Online pass isn't just right for upcoming fighting game Mortal Kombat, it's right for all games.
That's the stark assessment of NetherRealm boss Ed Boon, who insisted to Eurogamer that its inclusion in Mortal Kombat - a first for a fighting game - will not restrict the game's online community.
"It's necessary for games, period," he said.
"When we sell a game, we need to recuperate the cost of development. These games cost many many millions of dollars to produce. If somebody is re-selling our game and cutting us out of the sharing of the profits of the game, to pay for our games we need to do something to protect our investment."
All versions of Mortal Kombat come with two days of online play free.
After two days, to continue playing online you need to redeem your code - included in new copies of the game - or buy an online pass.
"For the guy who bought the game for the first time you get online free," Boon explained. "You get the entire game. For somebody who went out and bought it for $20 or something, for considerably less, we feel like they haven't paid full price for the game.
"There are untold million of dollars of product development and research that's gone into the game and the infrastructure of the online system."
The online pass has emerged in recent years as publishers' primary weapon in the battle against second hand sales.
EA has been its biggest enthusiast, although many publishers are now following suit, including THQ and Sony.

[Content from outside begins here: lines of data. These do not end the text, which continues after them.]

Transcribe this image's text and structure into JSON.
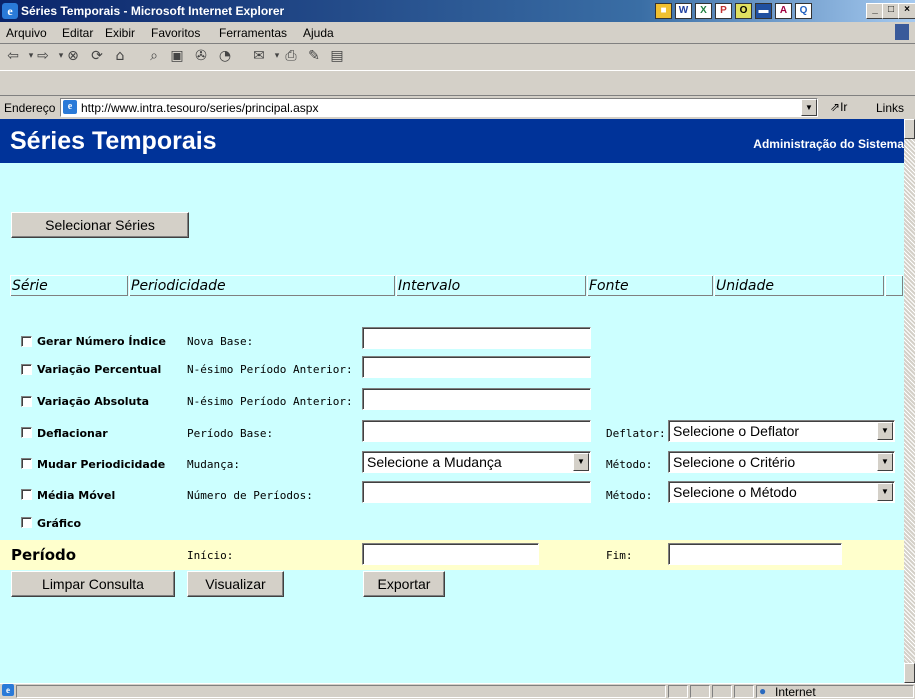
{
  "window": {
    "title": "Séries Temporais - Microsoft Internet Explorer",
    "controls": {
      "minimize": "_",
      "maximize": "□",
      "close": "×"
    }
  },
  "menu": [
    "Arquivo",
    "Editar",
    "Exibir",
    "Favoritos",
    "Ferramentas",
    "Ajuda"
  ],
  "toolbar": {
    "icons": [
      "back-icon",
      "forward-icon",
      "stop-icon",
      "refresh-icon",
      "home-icon",
      "search-icon",
      "favorites-icon",
      "history-icon",
      "media-icon",
      "mail-icon",
      "print-icon",
      "edit-icon",
      "discuss-icon"
    ]
  },
  "address": {
    "label": "Endereço",
    "url": "http://www.intra.tesouro/series/principal.aspx",
    "go_label": "Ir",
    "links_label": "Links"
  },
  "page": {
    "title": "Séries Temporais",
    "admin_link": "Administração do Sistema",
    "select_series_button": "Selecionar Séries",
    "columns": [
      "Série",
      "Periodicidade",
      "Intervalo",
      "Fonte",
      "Unidade"
    ],
    "options": {
      "gerar_indice": {
        "label": "Gerar Número Índice",
        "field_label": "Nova Base:",
        "value": ""
      },
      "var_percentual": {
        "label": "Variação Percentual",
        "field_label": "N-ésimo Período Anterior:",
        "value": ""
      },
      "var_absoluta": {
        "label": "Variação Absoluta",
        "field_label": "N-ésimo Período Anterior:",
        "value": ""
      },
      "deflacionar": {
        "label": "Deflacionar",
        "field_label": "Período Base:",
        "value": "",
        "extra_label": "Deflator:",
        "extra_select": "Selecione o Deflator"
      },
      "mudar_periodicidade": {
        "label": "Mudar Periodicidade",
        "field_label": "Mudança:",
        "select": "Selecione a Mudança",
        "extra_label": "Método:",
        "extra_select": "Selecione o Critério"
      },
      "media_movel": {
        "label": "Média Móvel",
        "field_label": "Número de Períodos:",
        "value": "",
        "extra_label": "Método:",
        "extra_select": "Selecione o Método"
      },
      "grafico": {
        "label": "Gráfico"
      }
    },
    "periodo": {
      "label": "Período",
      "inicio_label": "Início:",
      "inicio_value": "",
      "fim_label": "Fim:",
      "fim_value": ""
    },
    "buttons": {
      "limpar": "Limpar Consulta",
      "visualizar": "Visualizar",
      "exportar": "Exportar"
    }
  },
  "status": {
    "zone": "Internet"
  }
}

Fighting game fans, however, are not used to online pass - and some have expressed concern that Mortal Kombat's online community could be restricted as a result of its inclusion.
Not so, according to Boon.
"The people who only rent games or people who only buy used games probably go through a lot more games in a shorter period of time. We feel like in order for us to continue to make games, we need to get enough back to pay for it. That's the motivation there."